Twitter (NASDAQ: TWTR) is scheduled to report fourth quarter financial results on Thursday February 9, 2017, before market open. Twitter will also host a conference call that morning at 8 a.m. eastern. According to the at-the-money option straddle in 10-Feb-17 expiration, traders are expecting a post-earnings price move of plus or minus 8.5%. The previous earnings release, Twitter gained +0.6% on the day to close at $17.66 vs an expected move of 11.5%. Since the end of the last earnings on 27-Oct-2016, TWTR has drifted higher by+6.3%, with the last price of 18.50. Its range over that time frame has been from 16.16 to 19.84. 

Investor Sentiment: Option Markets

Heading into the earnings release, option volume has been biased toward bullish call buying vs bearish puts when measured by taking (non-complex) option orders that were executed on the call offer and put offer. The five day average leading up to earnings, call purchases exceeded put purchases by a 3 to 1 margin in terms of both volume and notional value traded.

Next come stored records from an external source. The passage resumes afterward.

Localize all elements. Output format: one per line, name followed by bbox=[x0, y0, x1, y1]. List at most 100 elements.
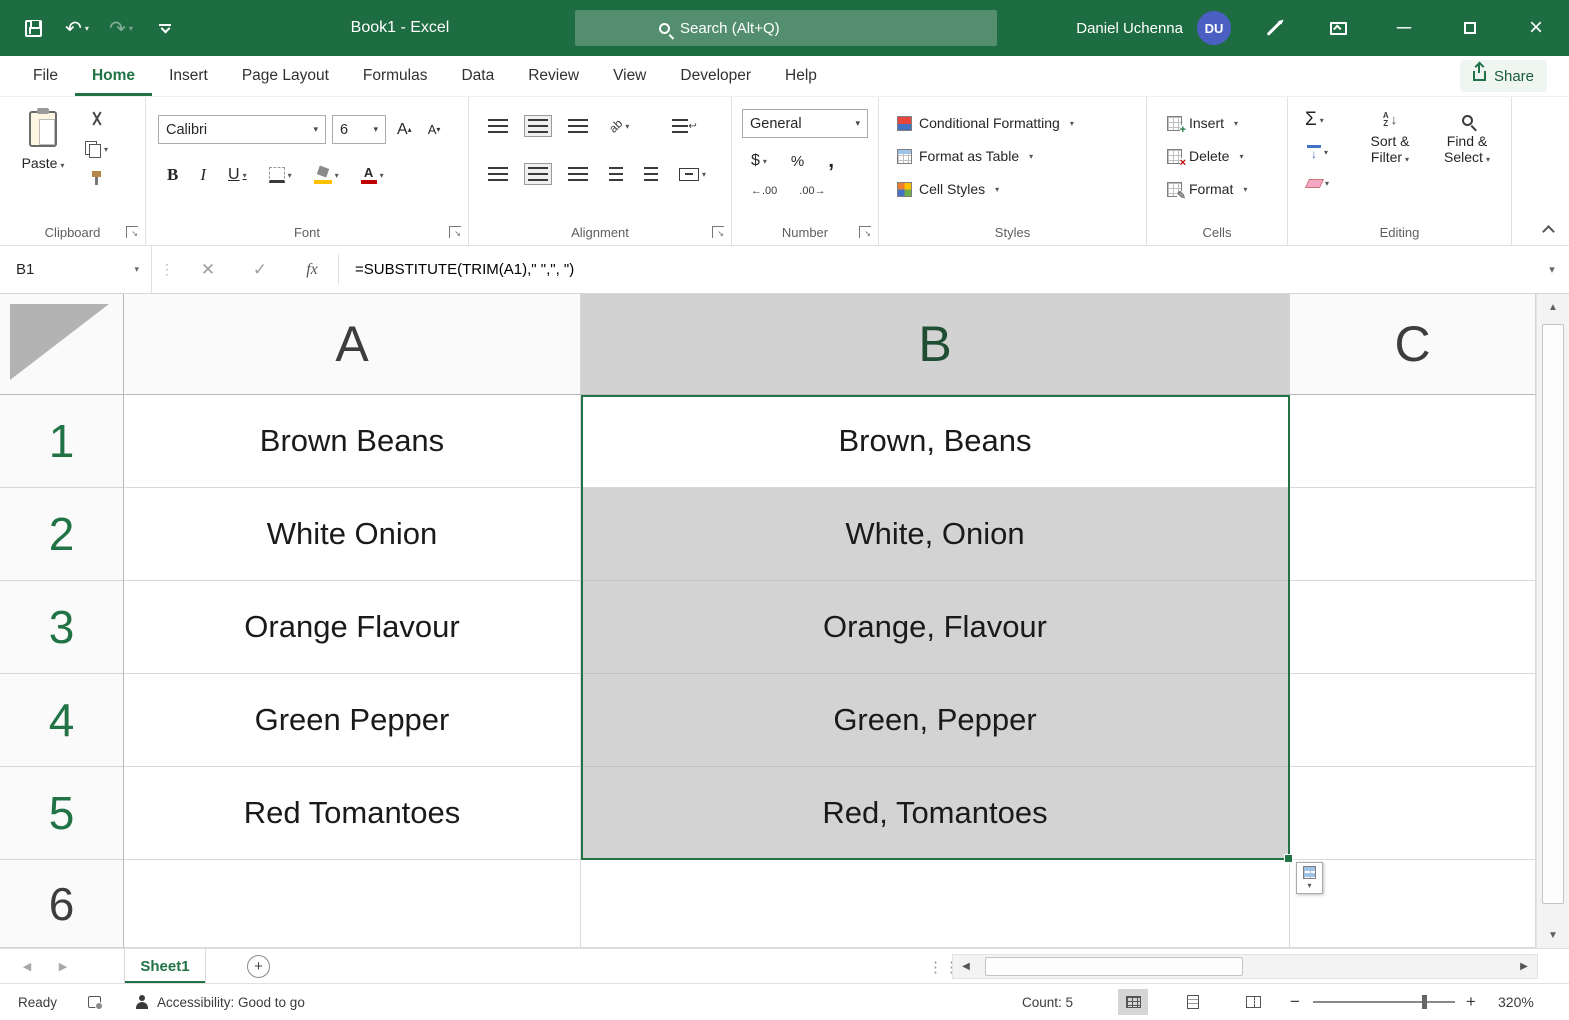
row-header-5[interactable]: 5 bbox=[0, 767, 124, 860]
row-header-6[interactable]: 6 bbox=[0, 860, 124, 948]
cell-C4[interactable] bbox=[1290, 674, 1536, 767]
cell-A5[interactable]: Red Tomantoes bbox=[124, 767, 581, 860]
tab-page-layout[interactable]: Page Layout bbox=[225, 56, 346, 96]
font-name-combobox[interactable]: Calibri bbox=[158, 115, 326, 144]
orientation-button[interactable]: ab bbox=[604, 117, 634, 135]
cell-A1[interactable]: Brown Beans bbox=[124, 395, 581, 488]
decrease-font-size-button[interactable]: A bbox=[423, 120, 446, 139]
font-color-button[interactable]: A bbox=[356, 164, 389, 186]
column-header-C[interactable]: C bbox=[1290, 294, 1536, 395]
close-button[interactable]: × bbox=[1503, 0, 1569, 56]
tab-insert[interactable]: Insert bbox=[152, 56, 225, 96]
cell-C2[interactable] bbox=[1290, 488, 1536, 581]
formula-input[interactable]: =SUBSTITUTE(TRIM(A1)," ",", ") bbox=[339, 246, 1535, 293]
share-button[interactable]: Share bbox=[1460, 60, 1547, 92]
row-header-1[interactable]: 1 bbox=[0, 395, 124, 488]
zoom-slider-track[interactable] bbox=[1313, 1001, 1455, 1003]
redo-button[interactable]: ↷▾ bbox=[102, 8, 140, 48]
zoom-out-button[interactable]: − bbox=[1290, 984, 1300, 1020]
font-size-combobox[interactable]: 6 bbox=[332, 115, 386, 144]
cell-B1[interactable]: Brown, Beans bbox=[581, 395, 1290, 488]
maximize-button[interactable] bbox=[1437, 0, 1503, 56]
sheet-tab-sheet1[interactable]: Sheet1 bbox=[124, 949, 206, 984]
vertical-scrollbar-thumb[interactable] bbox=[1542, 324, 1564, 904]
column-header-A[interactable]: A bbox=[124, 294, 581, 395]
underline-button[interactable]: U bbox=[223, 164, 252, 186]
increase-indent-button[interactable] bbox=[639, 165, 663, 183]
row-header-3[interactable]: 3 bbox=[0, 581, 124, 674]
cell-B2[interactable]: White, Onion bbox=[581, 488, 1290, 581]
formula-bar-expand-button[interactable]: ▾ bbox=[1535, 246, 1569, 293]
tab-help[interactable]: Help bbox=[768, 56, 834, 96]
minimize-button[interactable]: ─ bbox=[1371, 0, 1437, 56]
cell-A6[interactable] bbox=[124, 860, 581, 948]
avatar[interactable]: DU bbox=[1197, 11, 1231, 45]
top-align-button[interactable] bbox=[483, 117, 513, 135]
number-format-combobox[interactable]: General bbox=[742, 109, 868, 138]
conditional-formatting-button[interactable]: Conditional Formatting bbox=[891, 109, 1080, 137]
autofill-options-button[interactable]: ▾ bbox=[1296, 862, 1323, 894]
cell-A3[interactable]: Orange Flavour bbox=[124, 581, 581, 674]
clipboard-dialog-launcher[interactable]: ↘ bbox=[126, 226, 138, 238]
tab-home[interactable]: Home bbox=[75, 56, 152, 96]
cell-C3[interactable] bbox=[1290, 581, 1536, 674]
new-sheet-button[interactable]: + bbox=[247, 955, 270, 978]
scroll-right-button[interactable]: ▶ bbox=[1511, 955, 1537, 978]
wrap-text-button[interactable]: ↩ bbox=[667, 117, 701, 135]
insert-function-button[interactable]: fx bbox=[286, 246, 338, 293]
normal-view-button[interactable] bbox=[1118, 989, 1148, 1015]
delete-cells-button[interactable]: ×Delete bbox=[1161, 142, 1249, 170]
bold-button[interactable]: B bbox=[162, 163, 183, 187]
scroll-left-button[interactable]: ◀ bbox=[953, 955, 979, 978]
center-button[interactable] bbox=[524, 163, 552, 185]
tab-data[interactable]: Data bbox=[444, 56, 511, 96]
decrease-decimal-button[interactable]: .00→ bbox=[794, 183, 830, 199]
copy-button[interactable] bbox=[80, 139, 113, 159]
merge-center-button[interactable] bbox=[674, 166, 711, 183]
tab-review[interactable]: Review bbox=[511, 56, 596, 96]
cut-button[interactable] bbox=[80, 109, 113, 129]
cell-A4[interactable]: Green Pepper bbox=[124, 674, 581, 767]
align-right-button[interactable] bbox=[563, 165, 593, 183]
accessibility-status[interactable]: Accessibility: Good to go bbox=[135, 984, 305, 1020]
comma-style-button[interactable]: , bbox=[823, 147, 839, 175]
fill-button[interactable]: ↓ bbox=[1302, 143, 1333, 161]
cell-B3[interactable]: Orange, Flavour bbox=[581, 581, 1290, 674]
fill-color-button[interactable] bbox=[309, 165, 344, 186]
cancel-button[interactable]: ✕ bbox=[182, 246, 234, 293]
vertical-scrollbar[interactable]: ▲ ▼ bbox=[1536, 294, 1569, 948]
sheet-nav-previous-button[interactable]: ◀ bbox=[12, 949, 42, 984]
select-all-corner[interactable] bbox=[0, 294, 124, 395]
alignment-dialog-launcher[interactable]: ↘ bbox=[712, 226, 724, 238]
horizontal-scrollbar[interactable]: ◀ ▶ bbox=[952, 954, 1538, 979]
save-button[interactable] bbox=[14, 8, 52, 48]
format-cells-button[interactable]: ✎Format bbox=[1161, 175, 1253, 203]
increase-font-size-button[interactable]: A bbox=[392, 119, 417, 141]
sheet-nav-next-button[interactable]: ▶ bbox=[48, 949, 78, 984]
find-select-button[interactable]: Find & Select▾ bbox=[1432, 105, 1502, 165]
macro-record-button[interactable] bbox=[88, 984, 101, 1020]
search-box[interactable]: Search (Alt+Q) bbox=[575, 10, 997, 46]
cell-styles-button[interactable]: Cell Styles bbox=[891, 175, 1005, 203]
insert-cells-button[interactable]: +Insert bbox=[1161, 109, 1244, 137]
column-header-B[interactable]: B bbox=[581, 294, 1290, 395]
inking-button[interactable] bbox=[1255, 8, 1293, 48]
zoom-in-button[interactable]: + bbox=[1466, 984, 1476, 1020]
cell-C6[interactable] bbox=[1290, 860, 1536, 948]
scroll-up-button[interactable]: ▲ bbox=[1537, 294, 1569, 320]
qat-customize-button[interactable] bbox=[146, 8, 184, 48]
cell-C1[interactable] bbox=[1290, 395, 1536, 488]
collapse-ribbon-button[interactable] bbox=[1542, 225, 1555, 238]
tab-developer[interactable]: Developer bbox=[663, 56, 768, 96]
ribbon-display-options-button[interactable] bbox=[1319, 8, 1357, 48]
tab-formulas[interactable]: Formulas bbox=[346, 56, 445, 96]
cell-B5[interactable]: Red, Tomantoes bbox=[581, 767, 1290, 860]
zoom-slider-thumb[interactable] bbox=[1422, 995, 1427, 1009]
name-box[interactable]: B1 bbox=[0, 246, 152, 293]
page-layout-view-button[interactable] bbox=[1178, 989, 1208, 1015]
row-header-2[interactable]: 2 bbox=[0, 488, 124, 581]
row-header-4[interactable]: 4 bbox=[0, 674, 124, 767]
enter-button[interactable]: ✓ bbox=[234, 246, 286, 293]
italic-button[interactable]: I bbox=[195, 163, 211, 187]
number-dialog-launcher[interactable]: ↘ bbox=[859, 226, 871, 238]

Historical Earnings Statistics

The average (absolute) earnings move in the last six quarters is 8.65% compared to average  expected moves of 13.5% Twitter stock declined 5 out of six earnings announcement. The opening gaps tend to be volatile accounting for a large part of the earnings volatility move.

Option Strategies

Let's take a look at a popular volatility strategy the Iron Butterfly. The strategy is a combination of the at-money straddle and the out-of-the-money strangle (one is bought and the other is sold). The following is a snapshot example in Twitter 10-Feb-17 expiration.

If the above Iron Butterfly is purchased for $1.10 the maximum profit is .40 cents (36% return). The stock has to close above $20 or below $17 at expiration for the maximum profit to be realized. If the stock closes at $18.50 the entire premium of $1.10 will be lost and go the seller. The break-even points are $19.60 and $17.40. The stock would need to move +/- 8.1% away from $18.5 for the Iron Butterfly to be profitable from the long volatility side. The last six earnings releases the average (absolute) move has been 8.65%. However, the last earnings move has been much milder at +0.6%.